Le consensus fut presque total lorsque le projet a été lancé dans le cadre du forum de Davos en janvier. Même Donald Trump, dont on connaît les (courtes) vues sur les questions climatiques, s'est déclaré favorable à la Trillion Trees Initiative, une plateforme destinée à agréger les projets de reforestation en vue de la séquestration du dioxyde de carbone.
En soi, l'idée semble bonne: les arbres sont une méthode naturelle et théoriquement efficace pour absorber le CO2 de l'atmosphère, condition sine qua non pour espérer atteindre la neutralité carbone que nombre de pays, entreprises ou villes visent pour 2050.
Comme l'explique pourtant la Technology Review du MIT, si ces efforts de reforestation sont indispensables, ils pourraient n'être que les mille milliards d'arbres qui cachent la forêt de l'immobilisme.
Bonne conscience écologique
«Ça invite les gens à voir le plantage d'arbres comme un substitut» aux changements profonds dont nos économies ont besoin pour échapper à la catastrophe écologique, expose Jane Flegal de l'Université d'État de l'Arizona.
Outre le risque de mettre sous le tapis l'urgente transition vers des systèmes décarbonés, la revue note que l'initiative se heurte à des obstacles logiques. Le premier est le temps. Une start-up du tourisme, Hopper, a annoncé souhaiter planter quatre arbres pour chaque voyage aéroporté réservé via sa plateforme.
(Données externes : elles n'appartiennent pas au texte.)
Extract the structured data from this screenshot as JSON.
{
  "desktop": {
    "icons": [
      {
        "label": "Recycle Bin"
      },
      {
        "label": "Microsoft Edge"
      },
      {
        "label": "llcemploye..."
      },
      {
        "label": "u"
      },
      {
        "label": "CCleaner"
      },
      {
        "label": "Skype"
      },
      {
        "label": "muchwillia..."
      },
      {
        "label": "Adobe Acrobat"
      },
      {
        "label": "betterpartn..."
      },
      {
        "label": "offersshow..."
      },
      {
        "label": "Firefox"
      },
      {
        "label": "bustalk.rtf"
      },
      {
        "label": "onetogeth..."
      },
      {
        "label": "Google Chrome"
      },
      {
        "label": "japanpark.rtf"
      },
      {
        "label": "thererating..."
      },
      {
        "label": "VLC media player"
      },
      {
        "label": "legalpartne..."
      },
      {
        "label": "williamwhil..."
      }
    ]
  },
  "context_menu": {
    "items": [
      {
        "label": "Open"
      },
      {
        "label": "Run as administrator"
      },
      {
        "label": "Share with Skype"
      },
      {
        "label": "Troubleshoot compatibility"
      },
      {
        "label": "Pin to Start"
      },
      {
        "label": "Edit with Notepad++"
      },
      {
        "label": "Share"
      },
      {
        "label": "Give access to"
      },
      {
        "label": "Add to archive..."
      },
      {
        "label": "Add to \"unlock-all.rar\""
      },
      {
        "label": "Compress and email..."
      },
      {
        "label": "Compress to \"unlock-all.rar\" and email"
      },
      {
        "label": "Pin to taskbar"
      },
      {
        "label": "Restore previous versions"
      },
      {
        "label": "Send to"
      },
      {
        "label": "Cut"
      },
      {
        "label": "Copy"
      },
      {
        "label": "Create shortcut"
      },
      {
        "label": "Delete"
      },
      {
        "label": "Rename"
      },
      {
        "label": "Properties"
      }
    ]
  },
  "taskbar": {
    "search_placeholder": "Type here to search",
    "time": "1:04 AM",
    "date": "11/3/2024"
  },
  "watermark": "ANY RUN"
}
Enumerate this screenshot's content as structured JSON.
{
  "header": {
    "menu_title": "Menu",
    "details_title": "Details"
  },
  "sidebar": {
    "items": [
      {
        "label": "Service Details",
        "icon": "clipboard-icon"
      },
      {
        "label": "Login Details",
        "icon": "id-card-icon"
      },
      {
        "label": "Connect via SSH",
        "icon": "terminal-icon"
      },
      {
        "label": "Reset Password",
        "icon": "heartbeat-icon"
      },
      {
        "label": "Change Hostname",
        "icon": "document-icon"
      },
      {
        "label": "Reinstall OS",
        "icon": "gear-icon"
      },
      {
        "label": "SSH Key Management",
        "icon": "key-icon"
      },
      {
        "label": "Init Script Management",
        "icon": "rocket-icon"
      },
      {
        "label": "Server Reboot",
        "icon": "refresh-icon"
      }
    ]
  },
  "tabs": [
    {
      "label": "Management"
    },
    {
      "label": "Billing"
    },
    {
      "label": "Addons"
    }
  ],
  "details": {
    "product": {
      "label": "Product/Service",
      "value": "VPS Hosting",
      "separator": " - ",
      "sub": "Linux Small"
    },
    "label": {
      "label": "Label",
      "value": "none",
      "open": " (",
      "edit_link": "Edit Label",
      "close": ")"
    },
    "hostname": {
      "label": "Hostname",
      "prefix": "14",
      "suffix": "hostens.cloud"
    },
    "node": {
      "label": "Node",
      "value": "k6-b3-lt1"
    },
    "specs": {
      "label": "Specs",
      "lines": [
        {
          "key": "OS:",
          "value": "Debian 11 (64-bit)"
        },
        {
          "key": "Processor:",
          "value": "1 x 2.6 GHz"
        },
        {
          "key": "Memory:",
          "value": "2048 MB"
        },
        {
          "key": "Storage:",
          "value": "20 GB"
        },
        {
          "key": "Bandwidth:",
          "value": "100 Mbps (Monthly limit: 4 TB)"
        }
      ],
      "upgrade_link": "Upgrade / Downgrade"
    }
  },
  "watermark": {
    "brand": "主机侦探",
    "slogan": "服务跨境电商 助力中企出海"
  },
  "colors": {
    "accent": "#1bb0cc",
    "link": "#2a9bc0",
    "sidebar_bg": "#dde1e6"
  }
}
Noble initiative, mais une forêt ne pousse pas en un jour: Hopper estime ainsi qu'il faudra vingt-cinq ans pour que ces arbres jouent pleinement leur rôle compensateur. Dans le même temps, le CO2 continuera d'autant plus à être émis que les consciences seront caressées dans le sens de l'écologie par cette promesse de neutralité différée.
Un autre obstacle est d'ordre territorial. Dans le cas des États-Unis, qui a émis 5,8 milliards de tonnes de gaz à effet de serre en 2018, la Technology Review du MIT estime qu'il faudrait 155 millions d'hectares de nouvelles forêts pour compenser les émissions –soit plus de deux fois la taille du Texas.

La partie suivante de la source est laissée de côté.